## Fractals and Benoit Mandelbrot: Lessons for society

It was announced this week that Benoit Mandelbrot passed away at the age of 85. One news source called him a ‘maverick’ mathematician. It was Mandelbrot who introduced the word ‘fractals’ to the Western world to capture an aspect of mathematics that had been resisted by the Western academy because of a worldview that would not deal with an ‘alien’ concept of uncertainty and the infinite complexity of nature. We want to use the news of his passing to bring to the fore the importance of fractals and fractal thinking in society.

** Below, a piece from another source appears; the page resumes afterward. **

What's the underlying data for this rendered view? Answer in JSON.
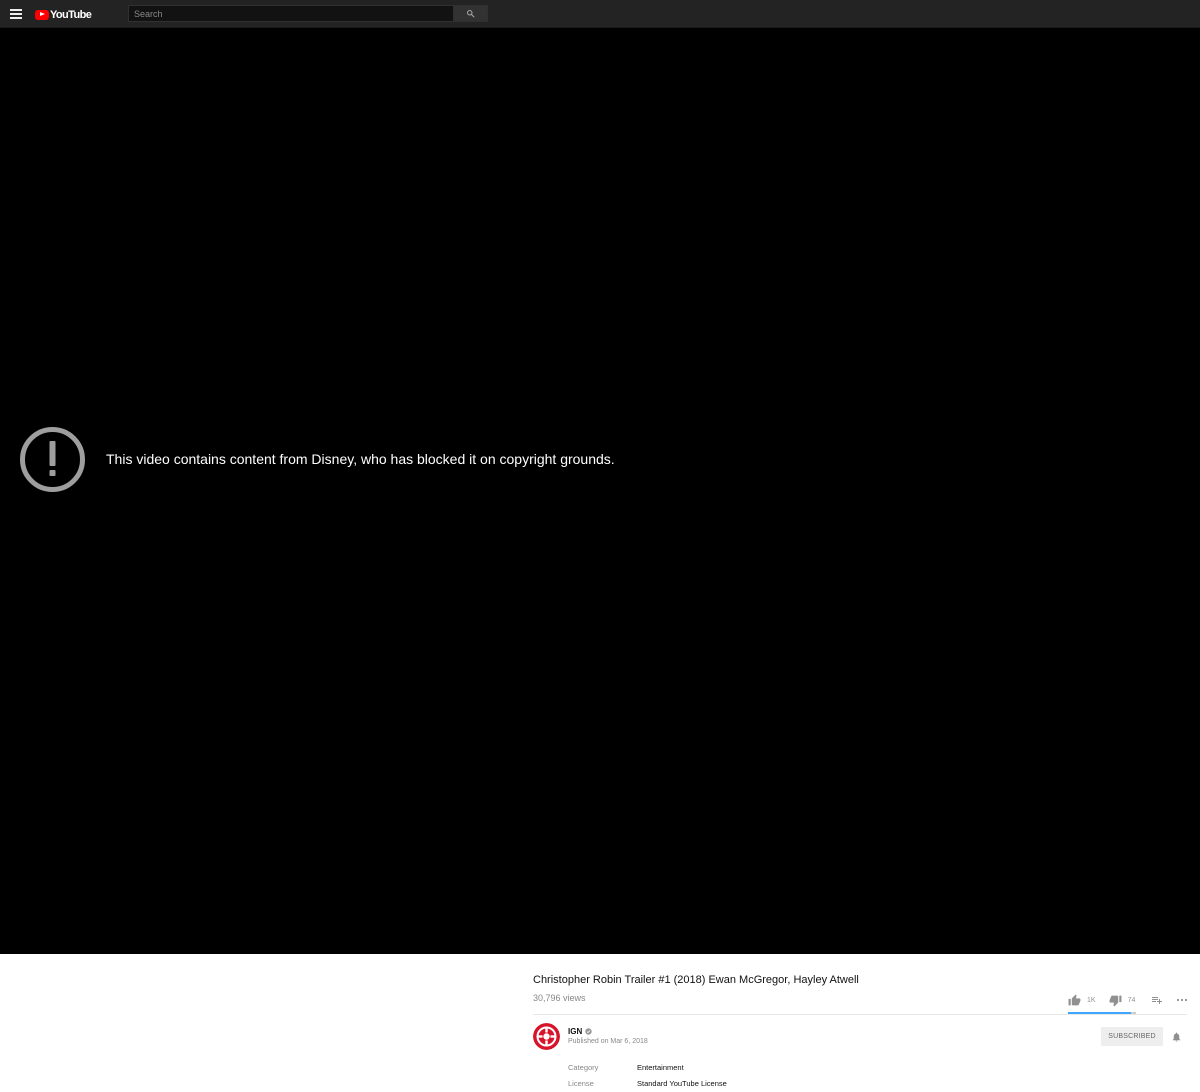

According to the report on his passing by the New York Times, ‘Dr. Mandelbrot coined the term “fractal” to refer to a new class of mathematical shapes whose uneven contours could mimic the irregularities found in nature.’ In the era of quantum mechanics, complexity and chaos, the ideas behind fractal thinking could no longer be ignored and grudgingly, fractal geometry began to gain acceptance in the Western academy. We want to salute Mandelbrot for his tenacity in bringing the concept of fractals to the Western academy. While we commend Mandelbrot for his doggedness, we use this opportunity to state that before Mandelbrot coined the term ‘fractal’ and popularised it in the Western academy, the knowledge and application of this geometry of nature had always existed in the thinking of African peoples.

Fractal geometry was at the heart of the African ontology and knowledge system, from divination and architecture to hair weave and craft. More than 40 years ago, Claudia Zaslavsky exposed to the West her research on the African mathematical heritage. Her book, ‘Africa Counts: Number and Pattern in African Culture’ was a major contribution to the understanding of mathematics in everyday life in Africa. This analysis was carried to another level by Ron Eglash at the end of the 20th century.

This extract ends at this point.